Real Hope or False Hope ?

In early 2008, President Ernest Koroma appointed a task Force to review three individual contracts signed with companies mining rutile, diamonds and bauxite. As a result a cumulative committee has now been established to review all mining-related laws and asses all current mining contracts, and in particular the 2003 MOU with Sierra Rutile which overturned the 2002 Sierra rutile Law. However there has been no findings released by the Koroma government, which sends a message that this matter is not been treated with the urgency it deserves to be treated with. The Koroma government should understand that failing to review these agreements and making necessary changes is not only the morally right thing to do but also it is in the country best interest and failing to do so makes him just as guilty as Ex-President Ahmed Tejan Kabbah who was in compliance with these agreements.
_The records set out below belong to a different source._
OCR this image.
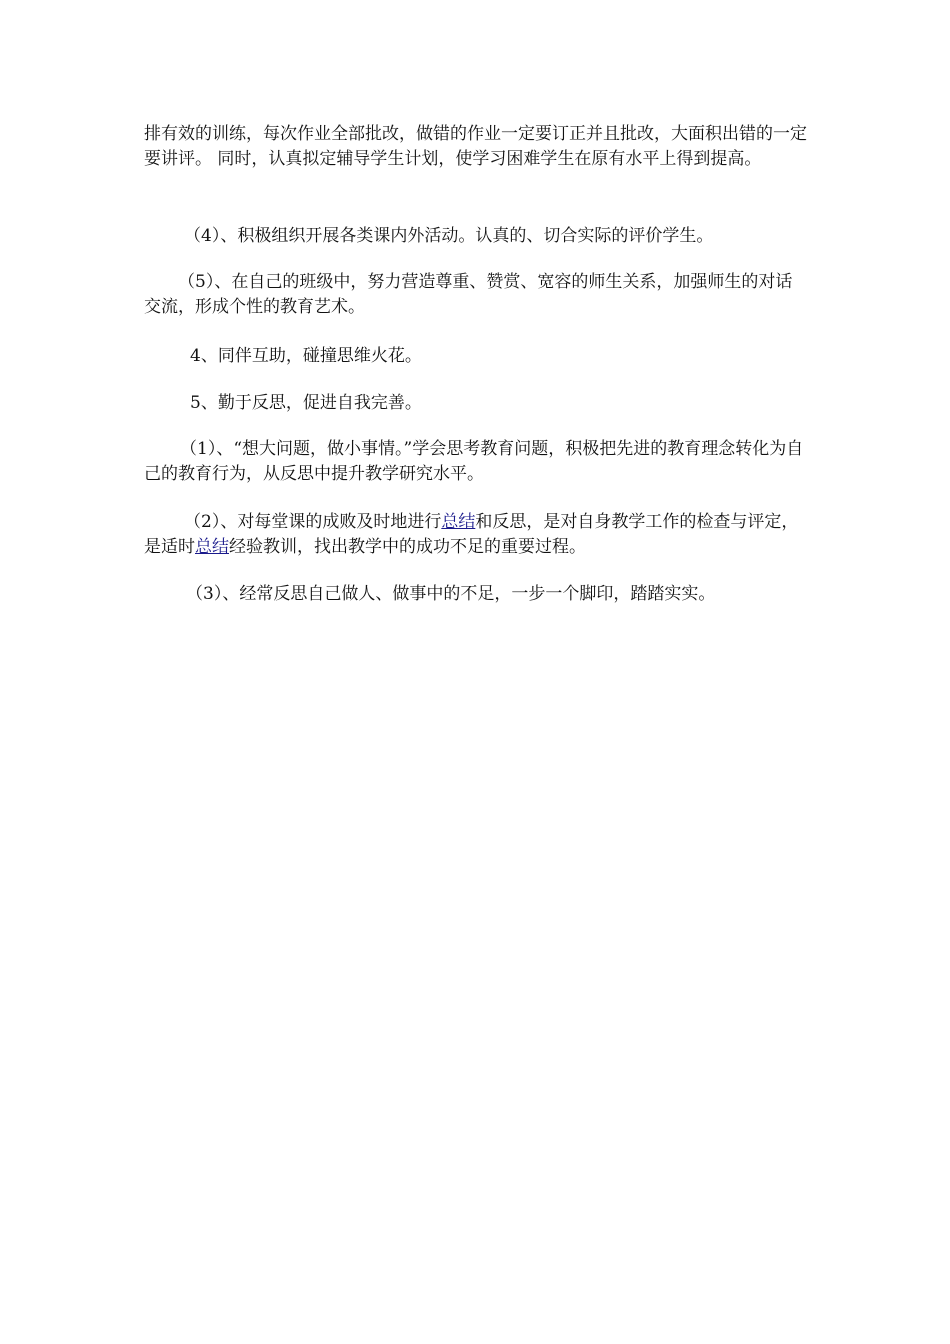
排有效的训练，每次作业全部批改，做错的作业一定要订正并且批改，大面积出错的一定要讲评。 同时，认真拟定辅导学生计划，使学习困难学生在原有水平上得到提高。

（4）、积极组织开展各类课内外活动。认真的、切合实际的评价学生。

（5）、在自己的班级中，努力营造尊重、赞赏、宽容的师生关系，加强师生的对话交流，形成个性的教育艺术。

4、同伴互助，碰撞思维火花。

5、勤于反思，促进自我完善。

（1）、“想大问题，做小事情。”学会思考教育问题，积极把先进的教育理念转化为自己的教育行为，从反思中提升教学研究水平。

（2）、对每堂课的成败及时地进行总结和反思，是对自身教学工作的检查与评定，是适时总结经验教训，找出教学中的成功不足的重要过程。

（3）、经常反思自己做人、做事中的不足，一步一个脚印，踏踏实实。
In conclusion, I will provide recommendations to the Sierra Leone government that will help them in transforming the Sierra Leone Mining sector, this recommendations are part of a comprehensive plan that I have prepared based on my expertise as a Mining Engineer, a plan that will address all the deficiencies within the Sierra Leone Mining Sector. The plan is titled the Sir Henry Lightfoot Boston Plan, it is name in the memory of my grandfather, who dedicated his life to public service in Sierra Leone.

Some Recommendations form the Sir Henry Lightfoot-Boston Plan

Collaborate with the Legislature, Executive, Industry and Mining Engineering Schools to set up a Mining Engineering School in Sierra Leone
Collaborate with local academic institutions and foreign institutions to help provide indigenous mining companies with the technological know-how and skills that will ultimately transform indigenous mining companies from small scale artisanal mining operations to large scale mining companies
Collaborate with qualified Sierra Leoneans and international partners to develop a comprehensive national seismic database-that will provide the government with in-depth knowledge of the different types of minerals within the country, its location and quantity
Review of mineral agreements---This is important to ensure optimum benefit of the exploitation of mineral resources, because
Some companies have been allowed to hoard mineral rights without developing them as required.
ii Some companies have received mining rights without going through the requisite environmental permitting requirements

Collaborate with the relevant authorities to develop government institutional capacity. ( It is clear that after years of conflict and political interference, limited resources have significantly eroded the capacity of the Ministry of Mineral Resources)
Develop the capacity of Mines division to drive balanced development of the sector, including administering and developing the national seismic database; promoting investment opportunities; and overseeing industry compliance with mineral laws/ codes.